7.1 Goals of Data Profiling

Data profiling is defined as the application of data analysis techniques to existing data stores for the purpose of determining the actual content, structure, and quality of the data. This distinguishes it from data analysis techniques used to derive business information from data. Data profiling is used to derive information about the data instead.

Data profiling technology starts with the assumption that any available metadata describing rules for correctness of the data is either wrong or incomplete. The data profiling process will generate accurate metadata as an output of the process by relying on the data for reverse-engineering the metadata and comparing it to the proposed metadata.

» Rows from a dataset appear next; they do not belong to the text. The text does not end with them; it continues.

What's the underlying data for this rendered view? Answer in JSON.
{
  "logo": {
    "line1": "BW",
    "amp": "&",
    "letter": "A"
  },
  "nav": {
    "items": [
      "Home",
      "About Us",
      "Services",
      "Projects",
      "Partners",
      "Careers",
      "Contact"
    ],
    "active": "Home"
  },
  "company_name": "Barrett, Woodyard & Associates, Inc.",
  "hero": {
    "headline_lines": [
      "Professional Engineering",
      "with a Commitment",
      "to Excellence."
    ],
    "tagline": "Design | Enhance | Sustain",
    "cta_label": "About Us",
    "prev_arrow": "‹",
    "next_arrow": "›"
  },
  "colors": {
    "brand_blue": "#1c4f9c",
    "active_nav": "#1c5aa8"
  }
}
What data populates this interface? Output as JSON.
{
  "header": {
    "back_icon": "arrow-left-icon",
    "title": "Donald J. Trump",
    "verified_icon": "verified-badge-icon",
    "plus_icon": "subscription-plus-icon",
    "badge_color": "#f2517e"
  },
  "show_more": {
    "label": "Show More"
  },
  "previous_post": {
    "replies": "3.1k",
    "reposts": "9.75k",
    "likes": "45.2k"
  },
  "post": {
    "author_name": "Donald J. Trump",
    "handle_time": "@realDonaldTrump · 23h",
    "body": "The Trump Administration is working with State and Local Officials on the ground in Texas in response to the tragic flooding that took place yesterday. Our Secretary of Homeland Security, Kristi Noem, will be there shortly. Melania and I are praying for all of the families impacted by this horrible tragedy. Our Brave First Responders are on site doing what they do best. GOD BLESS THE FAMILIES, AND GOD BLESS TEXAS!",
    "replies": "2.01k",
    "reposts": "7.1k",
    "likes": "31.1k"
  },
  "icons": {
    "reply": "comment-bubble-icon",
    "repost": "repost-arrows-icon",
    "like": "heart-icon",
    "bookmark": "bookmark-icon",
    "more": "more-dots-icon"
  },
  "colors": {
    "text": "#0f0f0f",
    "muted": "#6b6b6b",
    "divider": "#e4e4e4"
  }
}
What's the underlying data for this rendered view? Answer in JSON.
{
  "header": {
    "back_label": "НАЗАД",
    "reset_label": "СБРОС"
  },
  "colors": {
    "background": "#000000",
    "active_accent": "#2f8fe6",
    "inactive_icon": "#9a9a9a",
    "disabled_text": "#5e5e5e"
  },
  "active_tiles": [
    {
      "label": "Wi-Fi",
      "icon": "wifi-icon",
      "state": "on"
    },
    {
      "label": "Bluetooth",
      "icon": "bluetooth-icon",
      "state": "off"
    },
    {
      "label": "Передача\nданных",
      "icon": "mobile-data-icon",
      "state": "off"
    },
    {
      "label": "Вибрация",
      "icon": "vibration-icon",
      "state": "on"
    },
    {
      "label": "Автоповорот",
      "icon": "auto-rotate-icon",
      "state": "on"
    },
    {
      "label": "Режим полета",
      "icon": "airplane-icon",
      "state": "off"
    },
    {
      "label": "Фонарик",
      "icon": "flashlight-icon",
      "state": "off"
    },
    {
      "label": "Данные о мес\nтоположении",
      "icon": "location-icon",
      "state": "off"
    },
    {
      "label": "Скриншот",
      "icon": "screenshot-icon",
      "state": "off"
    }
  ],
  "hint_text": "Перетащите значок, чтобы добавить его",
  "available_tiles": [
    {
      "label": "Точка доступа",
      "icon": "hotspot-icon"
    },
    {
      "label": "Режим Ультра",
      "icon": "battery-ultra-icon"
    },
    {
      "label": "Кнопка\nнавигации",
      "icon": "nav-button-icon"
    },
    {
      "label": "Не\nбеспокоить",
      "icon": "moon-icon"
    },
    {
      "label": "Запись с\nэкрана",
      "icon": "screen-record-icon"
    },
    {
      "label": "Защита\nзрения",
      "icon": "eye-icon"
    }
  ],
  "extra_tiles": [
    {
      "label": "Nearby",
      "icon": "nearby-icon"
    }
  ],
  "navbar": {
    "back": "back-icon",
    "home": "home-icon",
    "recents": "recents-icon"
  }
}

If data were perfectly accurate you would need to use only the information derived from the data. However, because most data stores contain data inaccuracies, the process requires the user to make decisions on whether the data is correct or the metadata is correct. When both are flawed, this can become a complex exercise.

Data profiling is a process that involves learning from the data. It employs discovery and analytical techniques to find characteristics of the data that can then be looked at by a business analyst to determine if the data matches the business intent.

Once the proper definition of data is arrived at, the data profiling methodology allows for computing the violations of the metadata that occurs in the data. This provides both hard instances of inaccurate data as well as evidence of the presence of inaccurate data for which determining the actual wrong values is not possible.

Data profiling cannot find all inaccurate data. It can only find rule violations. This includes invalid values, structural violations, and data rule violations. Some inaccurate data can pass all rule tests and yet still be wrong.

The data profiling process is directly applicable to the inside-out approach of assessing data quality. It is also useful beyond the data quality assessment function by providing valuable metadata and quality information to projects that are developing new uses of data or that are migrating data to different data structures.

Another goal of data profiling is to create a knowledge base of accurate information about your data. This information needs to be captured and retained in a formal data profiling repository. It needs to survive the data profiling process and serve many clients over time. It needs to be updated either as more is learned or as systems change. Data profiling may need to be repeated on critical data stores from time to time to ensure that the information continues to be accurate.